Is it possible to get a normal vector to the plane if i only know 3 points which exist on this plane?

Question

I have 3 points: $A(0;0;0), B(0;0;1), C(2;2;1) $. They exist on the plane. I assumed that scalar product of the normal vector and a line which exists on the same plane will be equal to 0. Scalar product equals to $x*2+y*2+z*1=0$ where $x,y,z$ are coordinates of the normal vector. Finally i can get $x,y,z$ using a selection method. For example $x,y,z$ can be $0,1,-1$. However i think it's a wrong assumption.

Answer 1

Let us say that we have any three arbitrary points $A$, $B$, $C$ that are unique. Define the following vectors:

$$\overrightarrow{AB} = B - A$$

$$\overrightarrow{AC} = C - A$$

which both lie along the plane that contains the three points.
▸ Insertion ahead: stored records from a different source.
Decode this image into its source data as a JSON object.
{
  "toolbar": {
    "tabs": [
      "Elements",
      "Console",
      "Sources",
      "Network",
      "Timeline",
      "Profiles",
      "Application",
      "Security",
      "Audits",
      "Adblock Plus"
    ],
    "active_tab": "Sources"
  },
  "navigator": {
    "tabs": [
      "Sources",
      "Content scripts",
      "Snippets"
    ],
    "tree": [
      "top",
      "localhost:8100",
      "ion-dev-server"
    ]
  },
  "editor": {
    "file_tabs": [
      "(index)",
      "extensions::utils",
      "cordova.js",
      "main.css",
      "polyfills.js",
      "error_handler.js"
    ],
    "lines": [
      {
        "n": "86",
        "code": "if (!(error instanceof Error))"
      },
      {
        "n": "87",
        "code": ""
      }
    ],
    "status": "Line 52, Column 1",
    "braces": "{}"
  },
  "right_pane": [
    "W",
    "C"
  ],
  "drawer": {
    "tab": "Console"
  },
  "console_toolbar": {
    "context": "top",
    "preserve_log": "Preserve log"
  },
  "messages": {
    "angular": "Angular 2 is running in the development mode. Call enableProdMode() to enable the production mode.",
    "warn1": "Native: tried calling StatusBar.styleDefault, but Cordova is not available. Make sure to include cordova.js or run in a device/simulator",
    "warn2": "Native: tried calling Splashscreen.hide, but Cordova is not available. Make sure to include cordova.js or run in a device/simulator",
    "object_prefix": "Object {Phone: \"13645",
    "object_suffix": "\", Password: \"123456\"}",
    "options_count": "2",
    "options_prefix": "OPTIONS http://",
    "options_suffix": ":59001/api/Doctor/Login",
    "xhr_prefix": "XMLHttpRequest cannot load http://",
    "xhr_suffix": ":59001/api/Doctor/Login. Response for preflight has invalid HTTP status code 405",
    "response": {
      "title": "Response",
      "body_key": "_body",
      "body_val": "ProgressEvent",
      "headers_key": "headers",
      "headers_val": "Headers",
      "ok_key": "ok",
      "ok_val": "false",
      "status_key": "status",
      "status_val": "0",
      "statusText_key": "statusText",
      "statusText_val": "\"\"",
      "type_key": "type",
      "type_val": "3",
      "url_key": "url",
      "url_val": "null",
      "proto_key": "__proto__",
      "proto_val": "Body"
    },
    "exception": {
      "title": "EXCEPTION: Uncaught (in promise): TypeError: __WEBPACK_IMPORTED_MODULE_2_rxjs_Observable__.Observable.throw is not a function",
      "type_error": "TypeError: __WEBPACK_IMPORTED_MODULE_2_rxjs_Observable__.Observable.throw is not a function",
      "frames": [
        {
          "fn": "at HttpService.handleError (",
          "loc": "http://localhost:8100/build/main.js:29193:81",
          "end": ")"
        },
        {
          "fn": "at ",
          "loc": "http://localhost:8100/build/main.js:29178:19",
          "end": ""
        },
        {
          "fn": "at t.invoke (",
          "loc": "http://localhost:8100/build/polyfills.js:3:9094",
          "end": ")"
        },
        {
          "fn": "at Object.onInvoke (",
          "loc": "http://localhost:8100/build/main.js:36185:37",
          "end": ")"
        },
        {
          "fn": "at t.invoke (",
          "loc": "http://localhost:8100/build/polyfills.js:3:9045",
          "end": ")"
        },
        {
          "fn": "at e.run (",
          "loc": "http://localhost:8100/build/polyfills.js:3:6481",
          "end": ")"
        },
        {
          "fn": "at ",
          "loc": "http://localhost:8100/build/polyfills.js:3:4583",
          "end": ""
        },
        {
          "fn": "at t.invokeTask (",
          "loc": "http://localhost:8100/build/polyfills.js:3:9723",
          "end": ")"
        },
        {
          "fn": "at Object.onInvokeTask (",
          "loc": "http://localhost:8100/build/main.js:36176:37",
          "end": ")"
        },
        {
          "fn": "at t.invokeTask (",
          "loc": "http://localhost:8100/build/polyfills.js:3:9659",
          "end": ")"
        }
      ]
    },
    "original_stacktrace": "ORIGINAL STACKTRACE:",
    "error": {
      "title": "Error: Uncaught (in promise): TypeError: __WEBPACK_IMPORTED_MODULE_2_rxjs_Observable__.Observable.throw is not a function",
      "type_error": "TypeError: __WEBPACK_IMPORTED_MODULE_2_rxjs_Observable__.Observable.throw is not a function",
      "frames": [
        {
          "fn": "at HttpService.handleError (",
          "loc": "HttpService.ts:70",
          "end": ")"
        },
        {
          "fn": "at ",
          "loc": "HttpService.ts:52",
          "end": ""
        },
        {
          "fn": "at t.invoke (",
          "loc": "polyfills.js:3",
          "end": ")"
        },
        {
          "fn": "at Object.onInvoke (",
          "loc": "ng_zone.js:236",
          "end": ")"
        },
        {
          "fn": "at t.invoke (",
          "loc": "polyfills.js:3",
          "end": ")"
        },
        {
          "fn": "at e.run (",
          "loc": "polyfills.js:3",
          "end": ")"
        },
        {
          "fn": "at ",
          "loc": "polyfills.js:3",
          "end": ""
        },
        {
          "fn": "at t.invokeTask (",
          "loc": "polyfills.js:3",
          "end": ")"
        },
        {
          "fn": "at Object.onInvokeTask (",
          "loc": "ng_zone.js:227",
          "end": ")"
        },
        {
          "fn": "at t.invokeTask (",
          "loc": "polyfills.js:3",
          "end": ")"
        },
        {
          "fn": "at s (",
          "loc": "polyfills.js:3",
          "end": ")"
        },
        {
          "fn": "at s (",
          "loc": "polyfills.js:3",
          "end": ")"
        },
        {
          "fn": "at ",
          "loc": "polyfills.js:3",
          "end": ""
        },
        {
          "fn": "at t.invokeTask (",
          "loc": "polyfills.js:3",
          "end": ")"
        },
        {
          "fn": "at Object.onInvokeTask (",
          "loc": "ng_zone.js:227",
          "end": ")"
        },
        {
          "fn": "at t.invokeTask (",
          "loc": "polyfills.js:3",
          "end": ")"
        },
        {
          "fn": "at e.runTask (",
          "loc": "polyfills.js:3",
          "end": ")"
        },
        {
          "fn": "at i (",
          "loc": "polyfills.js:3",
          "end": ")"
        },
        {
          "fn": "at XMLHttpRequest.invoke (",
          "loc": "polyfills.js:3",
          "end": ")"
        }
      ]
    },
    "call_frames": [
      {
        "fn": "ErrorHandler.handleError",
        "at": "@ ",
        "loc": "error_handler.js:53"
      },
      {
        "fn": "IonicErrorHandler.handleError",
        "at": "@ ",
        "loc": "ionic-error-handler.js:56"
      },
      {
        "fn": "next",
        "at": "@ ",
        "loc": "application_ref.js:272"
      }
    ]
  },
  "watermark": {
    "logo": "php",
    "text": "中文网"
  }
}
Now we form the normal vector by using the cross product:

$$\overrightarrow{AB} \times \overrightarrow{AC}$$

which is guaranteed to be perpendicular to the two above.

Answer 2

As long as there are enough points to define a plane, there will exist a normal vector to the plane; as a matter of fact, a plane is defined by $$ \vec{N}\cdot\left( \vec{a} + \vec{b} \right) = 0 $$ Where $\vec{a}$ and $\vec{b}$ are vectors that go from one point in space to another. We call the vector $\vec{N}$ that satisfies the above a normal vector.